Research indicates that a proposed modification to the public charge rule in 2016—determining if individuals seeking immigration status might become reliant on governmental support—resulted in “significant and large decreases” in participation in food and nutrition assistance programs like SNAP, the School Breakfast Program, and the National School Lunch Program.
“We learned during the first Trump administration that rhetoric significantly influences people’s behavior,” said Chloe East, an economics professor at the University of Colorado Denver who studies safety net programs and immigration policy. “Even households with US citizen children may be less inclined to utilize SNAP because parents fear it could affect their immigration status or lead to deportation.”
One-quarter of all US children have at least one immigrant parent, with around 4.4 million living with an undocumented parent.
Based on Census Bureau data from 2016 to 2019, researchers at the Migration Policy Institute found that participation in SNAP, Temporary Assistance for Needy Families (TANF), and Medicaid declined at twice the rate among noncitizens compared to citizens during the first three years of the Trump administration. During that period, SNAP participation dropped by 37%.
In 2020, controversial revisions to the public charge rule became effective, making it more challenging for immigrants to obtain green cards or temporary visas if they participated in federal means-tested public benefit programs like SNAP. This process engendered confusion and fear, leaving even refugees and US-born children—groups not subject to public charge assessments—without essential food assistance due to worries regarding their own or a family member’s green card eligibility.
(The Trump administration’s public charge rule was subsequently struck down by multiple courts and rescinded by the Biden administration.)
Reflecting on the public charge situation, CLASP’s Gomez and other immigrant advocates anticipate a similar trend of disenrollment from SNAP and other nutrition programs following the agriculture secretary’s memo, released on February 25, along with the administration’s other anti-immigrant policies.
“These executive orders and directives are creating confusion for service providers who are also managing a complex array of eligibility criteria,” he noted. “This confusion will have pervasive effects across all immigrant communities, regarding what individuals are or aren’t eligible for—even though ultimately, an executive order or secretary’s memo does not alter the law.”
East anticipates that the new administration may pursue changes affecting immigration eligibility or immigrants’ access to SNAP regarding work requirements or reintroducing a public charge rule. “What I didn’t foresee was the current budget reconciliation proposals, which would drastically weaken the program overall,” she mentioned. “They’re employing every non-legislative mechanism available to diminish access to SNAP, but the legislative outcome remains unpredictable.”

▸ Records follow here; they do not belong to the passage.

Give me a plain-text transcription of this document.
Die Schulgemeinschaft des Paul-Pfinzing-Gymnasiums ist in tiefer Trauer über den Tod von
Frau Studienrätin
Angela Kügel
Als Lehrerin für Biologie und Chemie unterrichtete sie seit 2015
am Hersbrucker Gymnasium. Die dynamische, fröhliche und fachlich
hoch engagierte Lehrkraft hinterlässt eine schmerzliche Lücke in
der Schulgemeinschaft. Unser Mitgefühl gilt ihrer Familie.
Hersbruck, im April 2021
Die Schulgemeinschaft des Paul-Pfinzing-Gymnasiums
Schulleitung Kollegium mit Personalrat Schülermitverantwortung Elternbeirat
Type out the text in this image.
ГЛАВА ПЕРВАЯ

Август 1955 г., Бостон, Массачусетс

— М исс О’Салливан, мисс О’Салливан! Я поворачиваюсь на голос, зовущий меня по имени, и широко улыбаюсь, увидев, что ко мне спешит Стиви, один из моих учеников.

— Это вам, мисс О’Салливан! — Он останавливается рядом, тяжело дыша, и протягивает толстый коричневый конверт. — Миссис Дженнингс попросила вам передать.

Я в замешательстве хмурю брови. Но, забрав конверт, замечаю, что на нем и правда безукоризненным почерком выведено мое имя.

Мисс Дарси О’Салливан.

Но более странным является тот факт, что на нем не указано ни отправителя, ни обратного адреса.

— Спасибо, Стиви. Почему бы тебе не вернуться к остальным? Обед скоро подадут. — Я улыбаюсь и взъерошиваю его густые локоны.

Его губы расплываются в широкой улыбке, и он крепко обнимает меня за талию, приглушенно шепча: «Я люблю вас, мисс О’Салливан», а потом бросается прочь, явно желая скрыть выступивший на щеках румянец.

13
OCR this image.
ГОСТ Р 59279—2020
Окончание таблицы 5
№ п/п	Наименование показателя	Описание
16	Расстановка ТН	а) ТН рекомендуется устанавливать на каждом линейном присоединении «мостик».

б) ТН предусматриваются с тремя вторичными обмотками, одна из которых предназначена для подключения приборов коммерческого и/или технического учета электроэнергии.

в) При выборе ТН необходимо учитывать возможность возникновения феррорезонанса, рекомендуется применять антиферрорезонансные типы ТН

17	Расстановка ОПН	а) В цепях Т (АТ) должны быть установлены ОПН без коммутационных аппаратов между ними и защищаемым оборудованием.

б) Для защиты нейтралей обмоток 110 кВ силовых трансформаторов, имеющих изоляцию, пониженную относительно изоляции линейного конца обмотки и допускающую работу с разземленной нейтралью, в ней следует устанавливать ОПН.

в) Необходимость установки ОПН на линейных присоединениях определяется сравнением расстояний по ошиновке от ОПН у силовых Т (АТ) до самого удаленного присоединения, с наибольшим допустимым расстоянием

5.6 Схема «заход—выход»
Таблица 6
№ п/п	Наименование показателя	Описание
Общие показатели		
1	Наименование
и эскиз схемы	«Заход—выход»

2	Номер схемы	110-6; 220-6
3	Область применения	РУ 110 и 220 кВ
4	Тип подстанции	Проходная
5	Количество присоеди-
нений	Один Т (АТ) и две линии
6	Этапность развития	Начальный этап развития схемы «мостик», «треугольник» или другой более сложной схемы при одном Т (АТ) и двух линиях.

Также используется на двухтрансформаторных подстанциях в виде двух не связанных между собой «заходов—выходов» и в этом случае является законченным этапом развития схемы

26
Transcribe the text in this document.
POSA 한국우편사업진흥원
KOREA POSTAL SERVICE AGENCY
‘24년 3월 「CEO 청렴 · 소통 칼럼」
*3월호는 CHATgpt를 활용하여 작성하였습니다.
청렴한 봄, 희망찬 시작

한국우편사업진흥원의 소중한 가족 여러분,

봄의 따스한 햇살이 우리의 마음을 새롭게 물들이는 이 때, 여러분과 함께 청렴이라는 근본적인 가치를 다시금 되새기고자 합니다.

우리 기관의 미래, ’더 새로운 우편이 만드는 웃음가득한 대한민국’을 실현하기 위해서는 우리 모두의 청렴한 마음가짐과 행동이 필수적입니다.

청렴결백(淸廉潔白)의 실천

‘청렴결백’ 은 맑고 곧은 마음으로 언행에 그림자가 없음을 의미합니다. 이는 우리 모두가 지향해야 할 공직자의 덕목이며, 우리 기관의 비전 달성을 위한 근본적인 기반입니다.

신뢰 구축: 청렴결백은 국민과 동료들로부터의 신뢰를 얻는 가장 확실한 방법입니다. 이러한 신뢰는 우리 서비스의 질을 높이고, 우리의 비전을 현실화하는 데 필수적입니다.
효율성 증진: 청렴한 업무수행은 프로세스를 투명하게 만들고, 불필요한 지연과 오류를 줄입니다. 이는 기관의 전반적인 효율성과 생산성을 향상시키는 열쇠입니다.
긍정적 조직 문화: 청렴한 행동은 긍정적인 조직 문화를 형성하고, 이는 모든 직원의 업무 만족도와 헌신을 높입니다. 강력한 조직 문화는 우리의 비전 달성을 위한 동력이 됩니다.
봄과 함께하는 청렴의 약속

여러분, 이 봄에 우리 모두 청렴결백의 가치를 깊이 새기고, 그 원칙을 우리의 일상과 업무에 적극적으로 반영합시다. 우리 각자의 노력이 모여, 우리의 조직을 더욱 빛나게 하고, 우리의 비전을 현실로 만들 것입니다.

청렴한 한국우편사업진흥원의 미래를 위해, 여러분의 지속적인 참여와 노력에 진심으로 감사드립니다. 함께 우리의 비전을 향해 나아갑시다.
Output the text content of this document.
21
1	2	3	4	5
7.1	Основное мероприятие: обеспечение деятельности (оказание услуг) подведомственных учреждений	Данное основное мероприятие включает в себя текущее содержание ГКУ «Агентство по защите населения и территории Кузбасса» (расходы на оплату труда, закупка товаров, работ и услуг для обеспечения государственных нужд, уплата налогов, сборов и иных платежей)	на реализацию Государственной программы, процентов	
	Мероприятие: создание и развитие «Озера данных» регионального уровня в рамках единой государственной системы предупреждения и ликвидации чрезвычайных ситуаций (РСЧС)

Loveland speculates that the USDA could attempt to modify requirements for nutrition programs that currently do not mandate proof of citizenship, like school food programs and TEFAP. This could ultimately prevent undocumented individuals from accessing them, forcing reliance on already overwhelmed private charity food programs or resulting in food insecurity. If the National School Lunch Program faces restrictions, undocumented students could be left without free or reduced-price meals.
“While their intentions to restrict these policy requirements are still unclear, I’m concerned that even an announcement regarding targeting these programs could instill fear among immigrant families, similar to the impact seen with SNAP and the public charge rule in 2019,” she said. “They are shifting their focus to an ideological assault on immigrants, which lacks any basis in fact or reality.”